In 1947 he criticised the Rising and its leader saying the military council had "no plans.....which could seriously be called military" and that the Rising consisted of "locking a body of men up in two or three buildings to stay there until they were shot or burned out."
Hobson penned many economic works, writing from a Keynesian perspective. He believed that an economic resurgence was necessary to convince unionists to be a part of a United Ireland. Hobson hoped to eradicate poverty and founded the 'League for Social Justice'.
After his retirement in 1948, Hobson built a house near Roundstone, Connemara. His wife Claire (née Gregan), from whom he had separated in the late 1930s, died in 1958. After suffering a heart attack in the 1960s, Hobson lived with his daughter and son-in-law, Camilla and John Mitchell, in Castleconnell, County Limerick, where he finished his account of his life, titled Ireland, Yesterday and Tomorrow (Anvil Books, Ireland, 1968).
Death and legacyEdit
The novelist Brian Moore was a family friend. Moore's last published work before his death in 1999 was an essay entitled "Going Home". It was a reflection inspired by a visit he made to Hobson's grave.
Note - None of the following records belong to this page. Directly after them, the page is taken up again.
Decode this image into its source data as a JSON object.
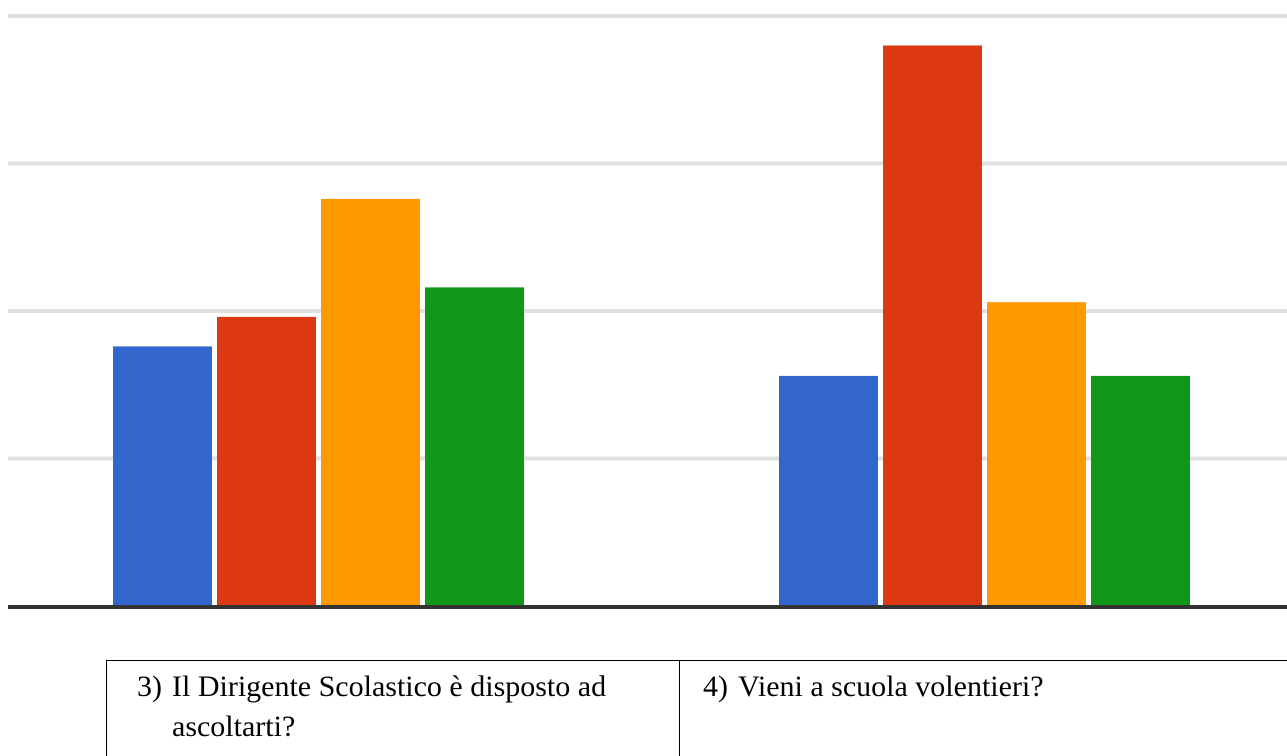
{
  "chart_data": {
    "type": "bar",
    "categories": [
      "3) Il Dirigente Scolastico è disposto ad ascoltarti?",
      "4) Vieni a scuola volentieri?"
    ],
    "series": [
      {
        "color": "#3366cc",
        "values": [
          8.8,
          7.8
        ]
      },
      {
        "color": "#dc3912",
        "values": [
          9.8,
          19.0
        ]
      },
      {
        "color": "#ff9900",
        "values": [
          13.8,
          10.3
        ]
      },
      {
        "color": "#109618",
        "values": [
          10.8,
          7.8
        ]
      }
    ],
    "ylim": [
      0,
      20
    ],
    "gridlines": [
      5,
      10,
      15,
      20
    ],
    "grid": true,
    "axis_labels_visible": false,
    "gridline_color": "#e0e0e0",
    "baseline_color": "#333333"
  },
  "questions": [
    {
      "number": "3)",
      "text": "Il Dirigente Scolastico è disposto ad ascoltarti?"
    },
    {
      "number": "4)",
      "text": "Vieni a scuola volentieri?"
    }
  ]
}
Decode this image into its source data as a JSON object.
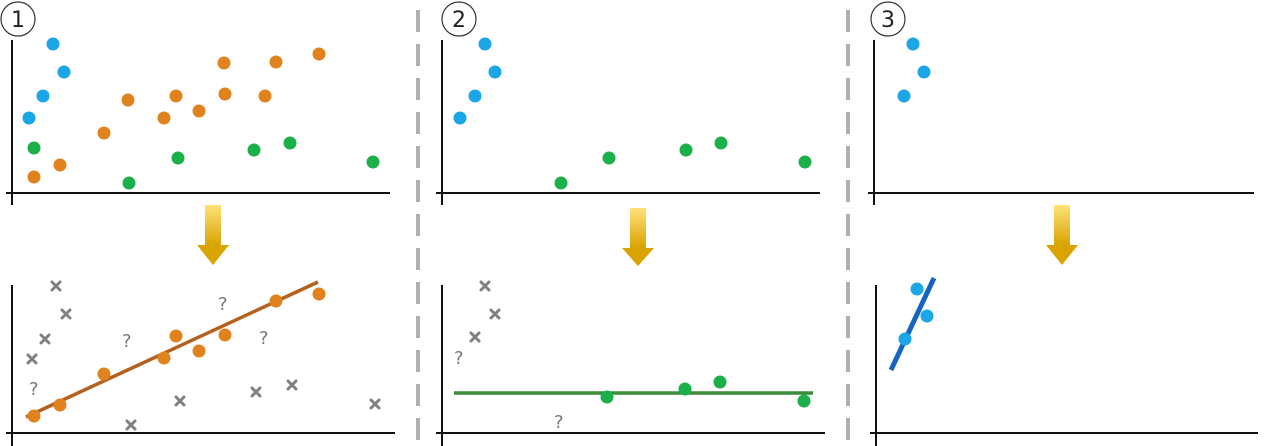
{
  "colors": {
    "blue": "#1ba6e6",
    "orange": "#e0831f",
    "green": "#1bb04a",
    "gray": "#808080",
    "orange_line": "#b5611d",
    "green_line": "#3d8b3d",
    "blue_line": "#1565c0",
    "axis": "#111111",
    "divider": "#b0b0b0",
    "arrow_top": "#ffe27a",
    "arrow_bottom": "#d9a300"
  },
  "panels": [
    {
      "step": "1"
    },
    {
      "step": "2"
    },
    {
      "step": "3"
    }
  ],
  "unknown_mark": "?"
}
The essay was commissioned by Granta and published in The New York Times on 7 February 1999. Despite Moore's often conflicted attitude to Ireland and his Irishness, his concluding reflection in the piece was "The past is buried until, in Connemara, the sight of Bulmer Hobson's grave brings back those faces, those scenes, those sounds and smells which now live only in my memory. And in that moment I know that when I die I would like to come home at last to be buried here in this quiet place among the grazing cows."